Mais encore une fois, la forme nous cache la forêt du fond. Comme pour le débat entre puristes du développement durable et puristes de la décroissance, nos troupes libertaires ont tendance à tendre l’oreille aux sirènes ambiantes sans prendre le temps de vérifier qu’il y a assez de gilets de sauvetage pour tout le monde dans le rafiot du dernier concept à la mode !

Notre relation au mouvement coopératif relève de la même logique. La vitrine est alléchante, on peut en convenir, mais passé le « pas de porte », c’est le fond de commerce qui vous accueille. N’en déplaise au badaud libertaire qui s’attarde sur l’étal, tout est à vendre !
Du capital social au fond de réserve, de la révision coopérative au fichier clientèle, en coopérative comme dans n’importe quelle boutique, les prix sont affichés et le gérant guette les marchés porteurs.

La coopérative affiche bien un mode de gouvernance à part, elle n’en est pas moins une société commerciale à but lucratif. Faites le test ! Essayez de créer une coopérative, disons d’intérêt collectif, sans rentabilité avérée, sans plan de retours sur investissements envisageables, sans projection budgétaire en N+1 ou N+2…le retour est immédiat. C’est non !
Et c’est bien le mouvement coopératif qui vous ferme la porte au nez, soucieux de préserver une place au chaud dans l’horizon libéral des chefs d’entreprendre autrement certes, mais pas n’importe comment.
Et ils ont bien raison. Pourquoi aller cautionner ou encourager des projets économiquement peux viables qui risqueraient de faire baisser la moyenne nationale de taux de transformations réussies du projet à l’activité rentable ?
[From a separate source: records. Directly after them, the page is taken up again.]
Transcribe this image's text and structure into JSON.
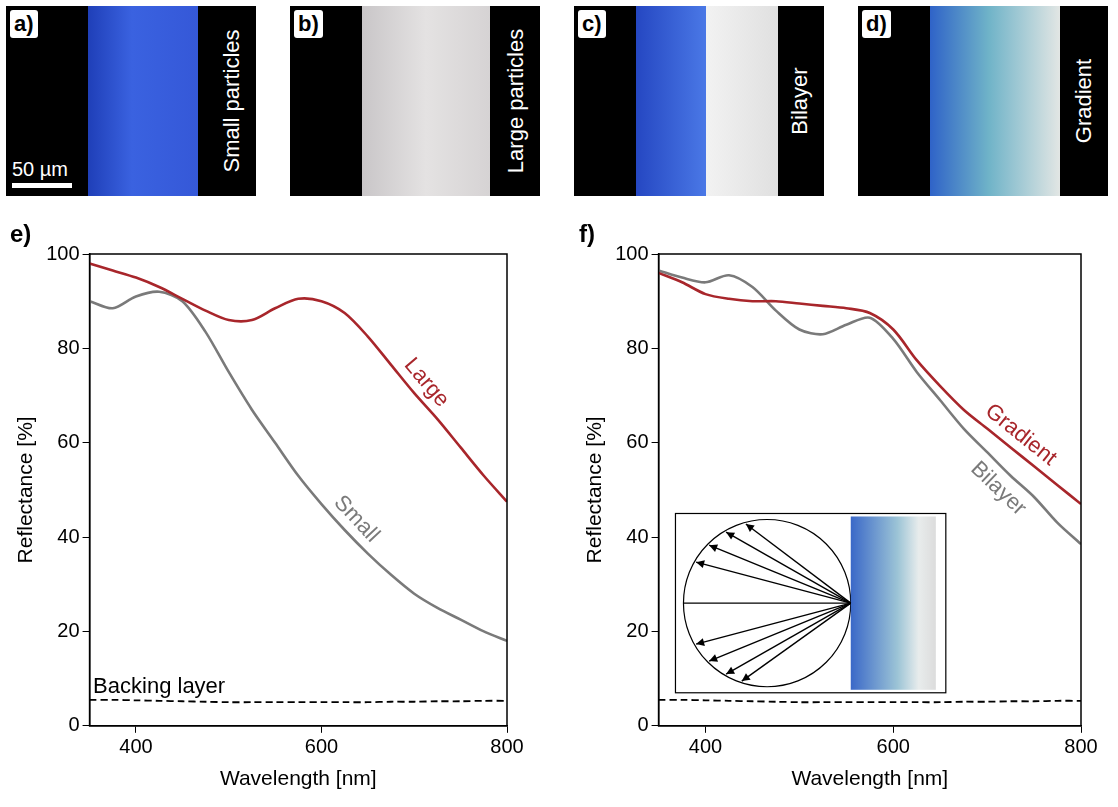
{
  "images": [
    {
      "letter": "a)",
      "label": "Small particles",
      "scale_bar": "50 µm"
    },
    {
      "letter": "b)",
      "label": "Large particles"
    },
    {
      "letter": "c)",
      "label": "Bilayer"
    },
    {
      "letter": "d)",
      "label": "Gradient"
    }
  ],
  "chart_data": [
    {
      "type": "line",
      "letter": "e)",
      "x_label": "Wavelength [nm]",
      "y_label": "Reflectance [%]",
      "x": [
        350,
        375,
        400,
        425,
        450,
        475,
        500,
        525,
        550,
        575,
        600,
        625,
        650,
        675,
        700,
        725,
        750,
        775,
        800
      ],
      "xlim": [
        350,
        800
      ],
      "xticks": [
        400,
        600,
        800
      ],
      "ylim": [
        0,
        100
      ],
      "yticks": [
        0,
        20,
        40,
        60,
        80,
        100
      ],
      "grid": false,
      "series": [
        {
          "name": "Large",
          "color": "#a8262b",
          "line_style": "solid",
          "values": [
            98,
            96.5,
            95,
            93,
            90.5,
            88,
            86,
            86,
            88.5,
            90.5,
            90,
            87.5,
            82.5,
            76.5,
            70.5,
            65,
            59,
            53,
            47.5
          ]
        },
        {
          "name": "Small",
          "color": "#7a7a7a",
          "line_style": "solid",
          "values": [
            90,
            88.5,
            91,
            92,
            90,
            83.5,
            75,
            67,
            60,
            53,
            47,
            41.5,
            36.5,
            32,
            28,
            25,
            22.5,
            20,
            18
          ]
        },
        {
          "name": "Backing layer",
          "color": "#000000",
          "line_style": "dashed",
          "values": [
            5.5,
            5.5,
            5.4,
            5.3,
            5.2,
            5.1,
            5,
            5,
            5,
            5,
            5,
            5,
            5,
            5.1,
            5.1,
            5.2,
            5.2,
            5.3,
            5.3
          ]
        }
      ]
    },
    {
      "type": "line",
      "letter": "f)",
      "x_label": "Wavelength [nm]",
      "y_label": "Reflectance [%]",
      "x": [
        350,
        375,
        400,
        425,
        450,
        475,
        500,
        525,
        550,
        575,
        600,
        625,
        650,
        675,
        700,
        725,
        750,
        775,
        800
      ],
      "xlim": [
        350,
        800
      ],
      "xticks": [
        400,
        600,
        800
      ],
      "ylim": [
        0,
        100
      ],
      "yticks": [
        0,
        20,
        40,
        60,
        80,
        100
      ],
      "grid": false,
      "series": [
        {
          "name": "Gradient",
          "color": "#a8262b",
          "line_style": "solid",
          "values": [
            96,
            94,
            91.5,
            90.5,
            90,
            90,
            89.5,
            89,
            88.5,
            87.5,
            84,
            77.5,
            72,
            67,
            63,
            59,
            55,
            51,
            47
          ]
        },
        {
          "name": "Bilayer",
          "color": "#7a7a7a",
          "line_style": "solid",
          "values": [
            96.5,
            95,
            94,
            95.5,
            93,
            88,
            84,
            83,
            85,
            86.5,
            82,
            75,
            69,
            63,
            58,
            53,
            48.5,
            43,
            38.5
          ]
        },
        {
          "color": "#000000",
          "line_style": "dashed",
          "values": [
            5.5,
            5.5,
            5.4,
            5.3,
            5.2,
            5.1,
            5,
            5,
            5,
            5,
            5,
            5,
            5,
            5.1,
            5.1,
            5.2,
            5.2,
            5.3,
            5.3
          ]
        }
      ]
    }
  ]
}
L’économie, dites sociale, s’est hissée à la force du poignet aux côtés des gens responsables, respectables, à la droite de la gauche, chez les BOBO, entre solidaire et coopératif. En un mot, les coopératives de tout poil ne sont que des outils de l’économie libérale. Et c’est tant mieux. Au moins, on sait où on en est.
Mais nous autres, anarchistes, on en a pas besoin des coopératives dans notre idéal de coopération. Ni besoin des mutuelles dans notre idéal de mutualisation…
Dans toute cette volée de concepts alléchants comme : l’outil de travail appartient aux salariés, des dividendes limitées, une mutualisation des moyens de production… Nous autres, bêtement convaincus que c’est la lune qu’il faut regarder et non le doigt qui nous la montre, nous autres donc, on sait bien que tout ça n’a de sens que dans un système égalitaire et socialement libéré du marché et du capitalisme…
On sait bien, nous autres, que tout ce fatras participe du pillage des ressources de la planète en présentant une nouvelle étape plus « socialement correcte » du capitalisme…
On sait bien, nous autres, que produire pour encourager la consommation en fonction du marché c’est surtout ne rien faire pour accompagner une décroissance indispensable.
On sait bien, nous autres, que le chemin se trace en marchant et que seule l’empreinte écologique mène au bout du chemin…
Et pourtant, on dit que c’est nous qui sommes dans la lune et ils nous montrent tous du doigt !
Quel paradoxe, non ?

François Dibot
Du groupe « Nous Autres » de la Fédération anarchiste.